This is written as a small addendum to Pavan’s insightful article on India-US trade. I shall aim to give a small snapshot of these commodities and their significance in the world trade.
The charts and tables above give a closer look at the top commodities traded with the US between 2009 and 2013 and their trends. The numbers above each bar represent the change in percentage terms over that period.
With a market share of about US$ 41 billion in 2013, the Gems and Jewelry industry in India is becoming one of India’s top foreign exchange earners. India imported US$ 3.9 billion worth of gem diamonds from the United States in 2013 and exported US$ 7.4 billion. Globally, India imported 163.11 million carats of rough diamonds worth US$ 16.34 billion and exported 36.46 million carats of polished diamonds valued at US$ 20.23 billion in 2013. The difference can be roughly seen as the value added by India. The country exported gems and jewelry worth about US$36 billion in 2013, significantly contributing to India’s foreign exchange earnings.
Exports of pharmaceutical products are also on the rise (132% over 5 years). Globally, the Indian pharmaceutical industry is ranked third largest in terms of volume and 10th largest in terms of value. During 2013-14, pharmaceutical exports stood at Rs 90,000 crore (US$ 14.55 billion) globally.
The Indian chemical industry is also performing well. Basic chemicals and their related products (petrochemicals, fertilisers, paints, varnishes, glass, perfumes, toiletries, pharmaceuticals, etc.) form a very significant part of the Indian economy and account for about 3 per cent of India’s GDP. The Indian chemical industry is the second largest in the world. In 2012-13, India exported dyes and related products worth US$ 1.32 billion, organic chemicals worth US$ 619 million, and agro chemicals worth US$ 967 million.
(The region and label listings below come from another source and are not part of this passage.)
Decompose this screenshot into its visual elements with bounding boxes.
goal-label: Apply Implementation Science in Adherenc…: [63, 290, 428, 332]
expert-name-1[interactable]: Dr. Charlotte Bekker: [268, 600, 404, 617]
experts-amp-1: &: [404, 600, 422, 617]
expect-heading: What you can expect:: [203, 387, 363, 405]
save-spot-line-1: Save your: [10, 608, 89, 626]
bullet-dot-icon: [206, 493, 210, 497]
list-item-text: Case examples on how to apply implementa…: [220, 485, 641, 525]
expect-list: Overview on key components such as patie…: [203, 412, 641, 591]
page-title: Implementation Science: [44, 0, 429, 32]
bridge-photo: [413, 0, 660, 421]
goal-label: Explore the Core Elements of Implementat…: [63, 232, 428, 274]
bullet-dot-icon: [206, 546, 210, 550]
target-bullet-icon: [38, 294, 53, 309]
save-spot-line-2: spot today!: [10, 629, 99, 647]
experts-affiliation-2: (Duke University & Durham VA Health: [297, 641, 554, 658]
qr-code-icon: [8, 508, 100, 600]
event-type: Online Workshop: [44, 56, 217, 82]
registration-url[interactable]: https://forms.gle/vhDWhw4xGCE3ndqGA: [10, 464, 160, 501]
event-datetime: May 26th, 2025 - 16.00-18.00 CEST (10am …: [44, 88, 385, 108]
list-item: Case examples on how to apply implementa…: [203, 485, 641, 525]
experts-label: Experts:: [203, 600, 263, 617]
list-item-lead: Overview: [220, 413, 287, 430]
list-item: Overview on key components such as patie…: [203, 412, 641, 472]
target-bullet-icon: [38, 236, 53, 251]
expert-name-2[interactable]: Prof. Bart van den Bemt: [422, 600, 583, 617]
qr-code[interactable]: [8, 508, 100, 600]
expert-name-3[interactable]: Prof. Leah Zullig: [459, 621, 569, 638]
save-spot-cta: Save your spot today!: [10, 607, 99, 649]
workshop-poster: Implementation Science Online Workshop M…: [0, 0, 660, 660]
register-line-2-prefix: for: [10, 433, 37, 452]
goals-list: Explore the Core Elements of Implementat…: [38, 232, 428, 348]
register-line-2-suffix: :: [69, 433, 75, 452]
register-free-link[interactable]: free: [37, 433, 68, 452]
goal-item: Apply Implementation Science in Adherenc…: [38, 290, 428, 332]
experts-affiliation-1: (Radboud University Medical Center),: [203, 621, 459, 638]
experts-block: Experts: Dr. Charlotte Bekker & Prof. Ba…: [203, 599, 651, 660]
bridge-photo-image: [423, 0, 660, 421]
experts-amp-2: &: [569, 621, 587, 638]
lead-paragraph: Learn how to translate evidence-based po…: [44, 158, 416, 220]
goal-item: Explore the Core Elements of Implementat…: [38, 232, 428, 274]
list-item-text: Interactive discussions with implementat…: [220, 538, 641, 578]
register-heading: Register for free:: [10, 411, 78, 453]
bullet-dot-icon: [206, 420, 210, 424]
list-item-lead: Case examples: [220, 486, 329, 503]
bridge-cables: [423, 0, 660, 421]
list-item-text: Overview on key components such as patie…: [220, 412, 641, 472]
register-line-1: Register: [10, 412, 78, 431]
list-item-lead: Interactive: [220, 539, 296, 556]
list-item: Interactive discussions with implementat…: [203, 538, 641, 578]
Petroleum products mainly refer to India’s plastic industry. In 2012–13, exports of Indian plastics stood at over US$ 7.2 billion and have increased at about 20% each year.
The Indian textile and apparel industry is one of the largest in the world with an enormous raw material and manufacturing base. The present domestic textile industry is estimated at about US$ 33billion and unstitched garments comprise US$ 8.3 billion. The industry is a significant contributor to the economy, both in terms of its domestic share and exports; it accounts for a phenomenal 14 per cent of total industrial production, contributes nearly 30 per cent of the total exports and employs around 45 million people.
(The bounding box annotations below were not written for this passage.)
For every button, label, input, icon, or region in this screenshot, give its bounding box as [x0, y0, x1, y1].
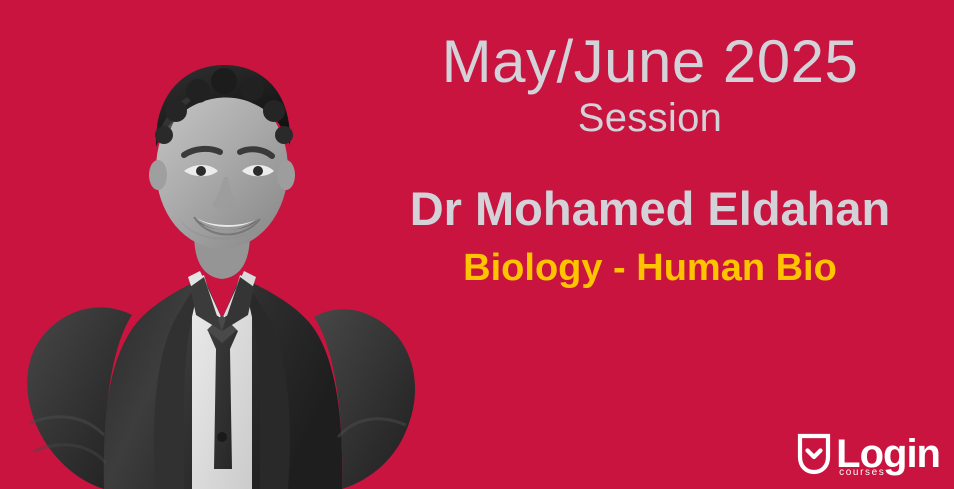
login-courses-logo[interactable]: Login courses	[797, 433, 940, 475]
teacher-subject: Biology - Human Bio	[350, 247, 950, 291]
logo-tagline-text: courses	[839, 468, 885, 478]
banner-text-block: May/June 2025 Session Dr Mohamed Eldahan…	[350, 30, 950, 290]
logo-wordmark: Login courses	[836, 435, 940, 473]
session-banner: May/June 2025 Session Dr Mohamed Eldahan…	[0, 0, 954, 489]
session-subtitle: Session	[350, 95, 950, 141]
session-title: May/June 2025	[350, 30, 950, 93]
teacher-name: Dr Mohamed Eldahan	[350, 183, 950, 235]
shield-chevron-icon	[797, 433, 831, 475]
Coming over to imports, it is noteworthy that Indian imports of non-monetary gold have reduced since 2012. Non-monetary gold refers to an individual’s purchase of gold as against the gold held in the Reserve Bank’s vaults as a reserve asset. Gold imports peaked in 2012, which severely dented the current account balance and weakened the rupee. In late 2013, the RBI stepped in and took corrective measures like raising the import duties on gold. Generally, when inflation is very high (India’s CPI was about 9-10%), people rush to invest in alternative channels. When bank deposits gave you negative real returns, gold seemed like a good option for investment. The astronomical increase (115200%) in the imports of military aircrafts can be ignored as the data is zero for 2009 and about 1.2 billion in 2013.